And now for something completely different...
We were at a folk concert recently where the talented Meadows family was performing (you can learn more about them here: http://www.themeadowsband.co.uk/ ) and my friend Rosie Mai and I got very excited about a particular song that they sang called The Two Sisters as we know another version of this murder ballad. At the interval, I jokingly said that I would like to research this ballad in all its various forms and write about it on the blog and she thought that would be very interesting to read so here we are. She was correct. It has been fascinating to research this ballad. So, I thought, why not write about it? Perhaps others will find this interesting, too.
To quote our friend Chris Priestley: Are you crouching ominously? Then let’s begin.
What is a murder ballad?
According to Wikipedia:
Murder ballads are a subgenre of the traditional ballad form dealing with crime. Their lyrics form a narrative describing the events of a murder, often including the lead-up and/or aftermath. Like a regular ballad, they are often passed down orally.
The ballad I would like to discuss for the next several Mondays is a ballad entitled The Twa Sisters. This is one of the most well-known ballads. You find versions of it in Denmark, Iceland, Norway, Sweden as well as Scotland, Ireland, England, and other European countries. American versions can be found in the Appalachians as well.
The basic plot is there are two sisters who both love the same man. The eldest is often described as "dark" and the younger as "fair." Out of jealousy, the eldest pushes the youngest in the water where she drowns which allows the elder sister to marry the sweetheart. Many versions feature a supernatural element whereby the bones of the dead girl are turned into a musical instrument which sings the story of her murder, often in a way that brings punishment to the elder sister. The song also features a refrain in every stanza that ties the song together.
The earliest available text of this song was entitled The Miller and the King’s Daughter by James Smith and was published in 1656 in Musarum Deliciae (The Muses Recreation.) Sir Walter Scott collected a version for his 1802 edition of The Minstrelsy which was compiled from several versions including one taken down “from the memory of an old woman.” Scott made a few alterations to the refrain changing it from “Edinburgh, Edinburgh” to “Binnorie o Binnorie” which is the version I first came across in a reader that belonged to my seventh-grade English teacher.
In the late nineteenth century, a Harvard professor named Francis James Child collected a canon of English language ballads that number 1-305 which he published as The English and Scottish Popular Ballads. He actually collected more than 305, but any variations on the same ballad were categorised under the same Child number. So, the ballad we will be looking at is classified as Child Ballad 10. He collected 21 different versions of this ballad with titles such as The Twa Sisters, The Bonny Milldams of Binnore, Minnore, The Cruel Sister, O the Wind and the Rain and the Bonny Bows of London. Each ballad collected was accompanied by extensive notes about where and how the song was collected as well as facts about the variation.
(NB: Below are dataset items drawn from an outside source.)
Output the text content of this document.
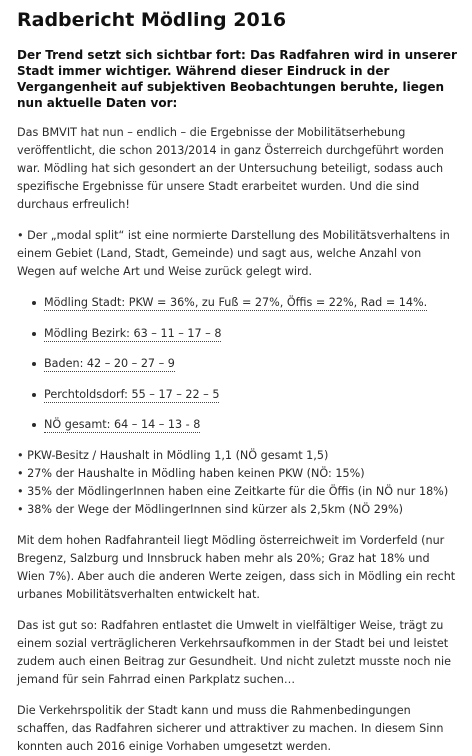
Radbericht Mödling 2016
Der Trend setzt sich sichtbar fort: Das Radfahren wird in unserer Stadt immer wichtiger. Während dieser Eindruck in der Vergangenheit auf subjektiven Beobachtungen beruhte, liegen nun aktuelle Daten vor:

Das BMVIT hat nun – endlich – die Ergebnisse der Mobilitätserhebung veröffentlicht, die schon 2013/2014 in ganz Österreich durchgeführt worden war. Mödling hat sich gesondert an der Untersuchung beteiligt, sodass auch spezifische Ergebnisse für unsere Stadt erarbeitet wurden. Und die sind durchaus erfreulich!

• Der „modal split“ ist eine normierte Darstellung des Mobilitätsverhaltens in einem Gebiet (Land, Stadt, Gemeinde) und sagt aus, welche Anzahl von Wegen auf welche Art und Weise zurück gelegt wird.

Mödling Stadt: PKW = 36%, zu Fuß = 27%, Öffis = 22%, Rad = 14%.
Mödling Bezirk: 63 – 11 – 17 – 8
Baden: 42 – 20 – 27 – 9
Perchtoldsdorf: 55 – 17 – 22 – 5
NÖ gesamt: 64 – 14 – 13 - 8
• PKW-Besitz / Haushalt in Mödling 1,1 (NÖ gesamt 1,5)
• 27% der Haushalte in Mödling haben keinen PKW (NÖ: 15%)
• 35% der MödlingerInnen haben eine Zeitkarte für die Öffis (in NÖ nur 18%)
• 38% der Wege der MödlingerInnen sind kürzer als 2,5km (NÖ 29%)

Mit dem hohen Radfahranteil liegt Mödling österreichweit im Vorderfeld (nur Bregenz, Salzburg und Innsbruck haben mehr als 20%; Graz hat 18% und Wien 7%). Aber auch die anderen Werte zeigen, dass sich in Mödling ein recht urbanes Mobilitätsverhalten entwickelt hat.

Das ist gut so: Radfahren entlastet die Umwelt in vielfältiger Weise, trägt zu einem sozial verträglicheren Verkehrsaufkommen in der Stadt bei und leistet zudem auch einen Beitrag zur Gesundheit. Und nicht zuletzt musste noch nie jemand für sein Fahrrad einen Parkplatz suchen…

Die Verkehrspolitik der Stadt kann und muss die Rahmenbedingungen schaffen, das Radfahren sicherer und attraktiver zu machen. In diesem Sinn konnten auch 2016 einige Vorhaben umgesetzt werden.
While Child collected the texts of 305 variations of ballads in his five-volume work, he did not include the tunes. American academic Bertrand Bronson took up where Child left off with his Traditional Tunes of the Child Ballads. Four large volumes were published between 1959 and 1972. Bronson brought together all the available tunes for each of Child’s 305 collected ballads with their texts and annotations. Many of the variations that I have researched owe their tune to this book although there have been a few adaptations borrowing refrains from other Child ballads, which we will explore further down the line.
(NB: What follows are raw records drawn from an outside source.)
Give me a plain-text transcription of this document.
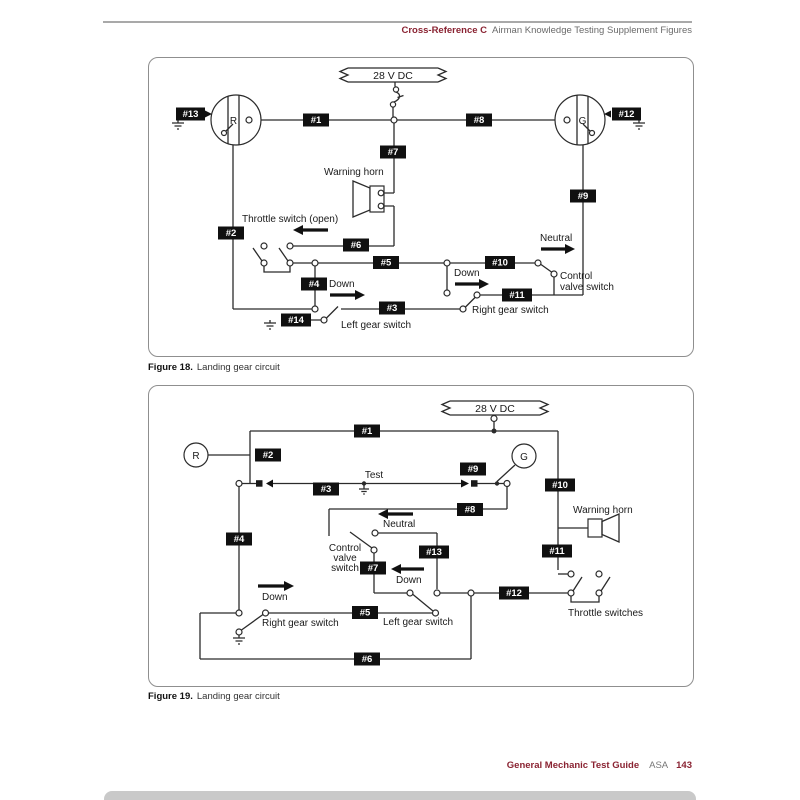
Cross-Reference C Airman Knowledge Testing Supplement Figures
28 V DC
R	G
Warning horn
Throttle switch (open)
Down
Down
Neutral
Control
valve switch
Left gear switch
Right gear switch
#1	#8
#13	#12
#7
#2
#6
#5	#10
#9
#4
#3
#11
#14
Figure 18. Landing gear circuit
28 V DC
Test
R	G
Neutral
Control
valve
switch
Down
Left gear switch
Down
Right gear switch
Warning horn
Throttle switches
#1
#2
#3
#9
#10
#8
#13
#7
#4
#11
#12
#5
#6
Figure 19. Landing gear circuit
General Mechanic Test Guide ASA 143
Over the next few weeks I plan to show you several versions of Child ballad 10 and compare them to the original source that I first came across in 1981 which was a condensed and slightly anglicised version of Walter Scott’s version of Binnorie. Each week, I will tell you what I have learned about the variation, show you a chart highlighting similar themes in the ballad compared to other variations and play you a video of someone singing that particular version.